A MILLION-ODD pilgrims visit the holy shrines of Kedarnath, Badrinath, Gangotri and Yamunotri during the Char Dham Yatra in Uttarakhand from May to October. When flash floods occurred in the state in June last year, these geologically sensitive pilgrim destinations were brimming with devotees. There were as many as 26,000 pilgrims in Kedarnath valley, the Char Dham control room records show. Another 39,000 had just left for Badrinath, Gangotri, Yamunotri and Hemkunt Sahib, a popular religious destination near Badrinath. When disaster struck, more than 5,500 people lost their lives.
Clearly, it was unregulated tourism that was to be blamed for the tragedy, the National Institute of Disaster Management (NIDM) stated in its report in July 2013. A year later, not much has changed. The state government has done precious little to regulate tourism in the ecologically fragile mountain state.
After facing flak from all quarters, the state government made a number of promises. A study would be conducted to calculate the carrying capacity of all religious destinations that are 3,000 metres above the mean sea level. The number of tourists would be restricted based on the study’s findings, it said. There would be a headcount of the pilgrims who visit the holy shrines. These would be done by biometric registration through fingerprint and iris scan. All the pilgrims would be issued biometric cards. They would also have to go through medical examination so that critically ill pilgrims are either stopped from moving ahead or their medical details recorded in the biometric cards, the state government promised. But these are easier said than done. The Uttara-khand Tourism Development Board (UTDB) roped in private agency Trilok Security System India Private Limited (TSSIPL) for the purpose. The agency also works in tourist destinations Tirupati, Hyderabad, Bengaluru, New Delhi, Katra and Ajmer.

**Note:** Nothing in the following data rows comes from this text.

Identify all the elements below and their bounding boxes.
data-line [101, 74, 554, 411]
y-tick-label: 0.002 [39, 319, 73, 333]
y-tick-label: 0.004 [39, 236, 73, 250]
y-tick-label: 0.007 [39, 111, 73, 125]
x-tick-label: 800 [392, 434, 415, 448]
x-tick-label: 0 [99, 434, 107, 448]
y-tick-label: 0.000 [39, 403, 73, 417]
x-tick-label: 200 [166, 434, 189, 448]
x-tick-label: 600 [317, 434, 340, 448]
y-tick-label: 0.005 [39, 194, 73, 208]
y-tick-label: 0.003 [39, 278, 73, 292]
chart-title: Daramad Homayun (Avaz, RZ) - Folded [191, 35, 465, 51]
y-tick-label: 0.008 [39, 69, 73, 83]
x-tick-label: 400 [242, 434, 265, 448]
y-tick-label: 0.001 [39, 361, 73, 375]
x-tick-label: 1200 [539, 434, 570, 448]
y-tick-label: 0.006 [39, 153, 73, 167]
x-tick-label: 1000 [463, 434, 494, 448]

When Down To Earth (DTE) visited Badrinath in May, the peak season, it could not find any biometric registration booth. Nor did it find a medical check-up camp. In fact, nowhere in the entire tour was DTE asked for the biometric card. Just outside the temple premises, the car was stopped. Its registration number and the number of occupants were diligently recorded. But the next car went unhindered, without its details being noted down. The official had to take lunch break and there was no one to replace him.
A fellow tourist who had managed to get his card made said no one asked him for his fingerprint or his medical history. The card only showed his name, date of birth and the place from where he had come.
“The card should have been mandatory but lack of public awareness makes our task difficult. People reach the pilgrim destination without claiming the card. We cannot send of TSSIPL. A biometric registration booth has been set up at Narson checkpoint, on the Uttar Pradesh-Uttarakhand border. “If a pilgrim misses that booth, he or she can get registered at Haridwar or Rishikesh. The cards are being checked at the booths near the temple premises,” he claimed.
Figuring out the numbers
Between May 1 to June 5 this year, 86,757 pilgrims visited the four shrines, says Srinivas. But the state transport department has a different figure. It says 40,728 people visited the temples during this period.
“The pilgrim’s count is being kept by several departments, but there is no place where the data is collated, compared or added. There is no coordination between the departments,” says a UTDB official who did not wish to be named. The number of tourists in Uttarakhand is less this year because of the fear of last year’s disaster, he says.
“There is absolutely no monitoring of the number of pilgrims in Hemkunt Sahib,” says Vijay Bamola, an activist who lives in Joshi-math and has recently returned from the holy shrine, which is buried 4.5 metre in snow.
After last year’s disaster, the government made no effort to rebuild the 19-km trekking path towards Hemkunt Sahib, so pilgrims dug up the snow and created the route themselves. “The area is landslide-prone and the ice is still shifting. Despite the threat, pilgrims created a path to the gurdwara. What if the ice sheet shifts or if there is an avalanche? It is another disaster waiting to happen,” says Bamola.
On December 11, G B Pant Institute of Himalayan Environment and Development organised a meeting in association with the Union Ministry of Environment and Forests to discuss ways to regulate tourism. But hardly any action has been initiated after the meeting. As late as March 8, 2014, the tourism ministry invited proposals to conduct a study to assess the carrying capacity of the existing and potential tourist places in Uttarakhand. The study would be conducted not only in Badrinath, Kedarnath, Gangotri, Yamunotri, and Hemkunt Sahib, but also in areas with regular tourist flow such as Rishikesh and Haridwar. The Char Dham Yatra season is at its peak, but the ministry has not yet initiated the study.
Praveen Bhargav, managing trustee of Bengaluru-based non-profit Wildlife First, says a body of peer reviewed scientific knowledge on landscape ecology already exists. It needs to be used to identify the extent and location of eco-sensitive zones to regulate tourism and development projects in an area.
But there is absolute lack of interest from the state government, he says.